In this study, Staphylococcus epidermidis 37 (38.54%) was the most common biofilm producing CoNS species followed by Staphylococcus saprophyticus 1 (1.04%). Biofilm production had a strong association with medical device related infections such as infected implants, urinary catheterization and prosthetic valve. This in correlation with study by Sujata et al., [24] Who had documented that out of 55 S.epidermidis isolates from various device related infections, 26 (65.2%) were biofilm producers.
In the present study 43 (44.79%) CoNS isolates were found to be multidrug resistant and Staphylococcus epidermidis 37 (38.54%) was the most common multidrug resistant CoNS species. It was observed that there was higher antibiotic resistance in biofilm producing CoNS isolates than non-Biofilm producers. Similar findings were also noted in the study conducted by Sujata et al., [24], Afreenish Hassan et al., [25]. Of 43 (44.79%) multidrug resistant CoNS isolates 31 isolates were biofilm producers and showerd ica gene positivity. This is in correlation with the study conducted by Sharma et al., [26] who had noted that more than 80% invasive CoNS strains which had ica and mecA genes were resistant to multiple antibiotics and were positive for biofilm formation.
In this study, out of 38 Biofilm producing CoNS isolates detected by phenotypic method, ica gene was identified by PCR in 35 (36.45%) isolates and The results were concordance with the study by Sujata et al., [24] who had reported in their study that ica gene was present in 23 (41.8%) among 26 (47.2%) of biofilm producers. The results were in discordance with the study by Seung- Hak- Cho et al., [27] who had reported that 18 S. epidermidis isolates obtained from catheter-related urinary tract infections showed the ica speficic DNA and only 11 isolates biofilms spontaneously under normal growth conditions. But in a study conducted by Agarwal et al., [28] showed that the use of glucose or NaCl or combination of both enhanced biofilm producing capacity of staphylococcal isolates irrespective of presence or absence of ica operon.

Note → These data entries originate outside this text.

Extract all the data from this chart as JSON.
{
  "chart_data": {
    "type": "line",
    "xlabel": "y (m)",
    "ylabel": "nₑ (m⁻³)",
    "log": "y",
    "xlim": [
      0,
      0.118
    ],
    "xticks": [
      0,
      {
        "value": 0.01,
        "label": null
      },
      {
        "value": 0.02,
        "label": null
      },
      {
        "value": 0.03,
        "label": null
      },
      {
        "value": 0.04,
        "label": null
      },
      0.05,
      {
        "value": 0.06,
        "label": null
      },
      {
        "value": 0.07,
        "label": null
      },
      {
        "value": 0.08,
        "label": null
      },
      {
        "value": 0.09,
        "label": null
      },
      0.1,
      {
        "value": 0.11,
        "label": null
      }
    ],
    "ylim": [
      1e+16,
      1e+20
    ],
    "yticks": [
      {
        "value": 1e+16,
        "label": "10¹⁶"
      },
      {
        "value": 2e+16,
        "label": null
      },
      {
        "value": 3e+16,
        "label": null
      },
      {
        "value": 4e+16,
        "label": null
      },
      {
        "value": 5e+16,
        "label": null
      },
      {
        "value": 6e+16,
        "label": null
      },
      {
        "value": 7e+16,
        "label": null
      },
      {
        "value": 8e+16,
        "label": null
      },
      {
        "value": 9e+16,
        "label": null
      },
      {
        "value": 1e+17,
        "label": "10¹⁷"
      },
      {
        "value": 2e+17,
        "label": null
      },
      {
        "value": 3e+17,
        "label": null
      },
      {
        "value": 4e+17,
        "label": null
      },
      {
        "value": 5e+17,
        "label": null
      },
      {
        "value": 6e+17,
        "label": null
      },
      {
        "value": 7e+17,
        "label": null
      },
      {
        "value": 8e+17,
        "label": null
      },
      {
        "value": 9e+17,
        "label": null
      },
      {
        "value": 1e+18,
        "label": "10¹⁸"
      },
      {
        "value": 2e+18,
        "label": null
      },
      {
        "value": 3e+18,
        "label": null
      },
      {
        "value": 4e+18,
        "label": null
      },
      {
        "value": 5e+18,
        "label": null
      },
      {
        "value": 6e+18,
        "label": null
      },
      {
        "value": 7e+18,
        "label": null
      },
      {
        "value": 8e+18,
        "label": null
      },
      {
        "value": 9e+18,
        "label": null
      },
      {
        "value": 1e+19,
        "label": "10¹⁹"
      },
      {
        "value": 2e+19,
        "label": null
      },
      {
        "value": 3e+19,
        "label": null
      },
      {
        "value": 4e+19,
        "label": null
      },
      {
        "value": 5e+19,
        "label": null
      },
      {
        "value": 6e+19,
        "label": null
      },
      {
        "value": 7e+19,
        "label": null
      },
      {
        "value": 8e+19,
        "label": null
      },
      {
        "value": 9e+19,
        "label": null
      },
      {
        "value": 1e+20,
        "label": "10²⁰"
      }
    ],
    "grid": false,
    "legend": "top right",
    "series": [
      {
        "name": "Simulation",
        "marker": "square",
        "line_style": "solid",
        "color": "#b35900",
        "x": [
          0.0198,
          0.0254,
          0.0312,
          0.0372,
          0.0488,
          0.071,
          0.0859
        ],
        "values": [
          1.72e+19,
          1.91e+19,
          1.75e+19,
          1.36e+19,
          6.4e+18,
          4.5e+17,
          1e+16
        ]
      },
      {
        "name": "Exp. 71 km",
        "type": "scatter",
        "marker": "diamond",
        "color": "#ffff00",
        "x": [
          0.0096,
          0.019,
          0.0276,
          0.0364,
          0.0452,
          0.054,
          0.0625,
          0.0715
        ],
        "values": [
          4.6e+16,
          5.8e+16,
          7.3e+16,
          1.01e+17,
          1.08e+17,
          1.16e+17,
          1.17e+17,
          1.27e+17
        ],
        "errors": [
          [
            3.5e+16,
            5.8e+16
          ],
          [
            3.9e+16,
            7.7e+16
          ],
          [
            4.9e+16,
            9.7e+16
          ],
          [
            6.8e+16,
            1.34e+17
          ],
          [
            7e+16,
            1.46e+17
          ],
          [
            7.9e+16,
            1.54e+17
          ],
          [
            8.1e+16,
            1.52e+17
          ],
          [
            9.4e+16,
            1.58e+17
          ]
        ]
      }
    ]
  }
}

Galdbart JO et al., [5] in their study showed that 44 out of 54 S. epidermidis isolates from prosthetic material related joint infection showed ica positivity. Gad et al., [29] Cafiso et al., [30] demonstrated the detection of ica operon by molecular technique (PCR) with high efficiency. In addition, these genes are important virulence markers of clinical CoNS isolate since their expression is associated with the production of PIA, the most clearly characterized component of staphylococcal biofilms.
Conclusion
PCR detects ica genes, the virulence marker of staphylococcal infection and biofilm non-producers are negative for icaA and icaD and lack the entire ica ADBC operon. Although the genotypic methods will be absolute detection methods, it was not done in all centres. Our present study showed that ica gene was present in 35 (36.45%) of CoNS isolates which were detected as biofilm producers by Tissue culture plate and sensitivity and specificity of biofilm detection by this method was high in comparison with Tube method and Congo red agar.
TCP can be recommended as a general screening test for biofilm production than CRA and TM. Considering the cost and specialized man power and sophisticated infrastructure, TCP can be performed to detect the Biofilm producing strains of CoNS with same sensitivity and specificity coinciding with genotypic methods.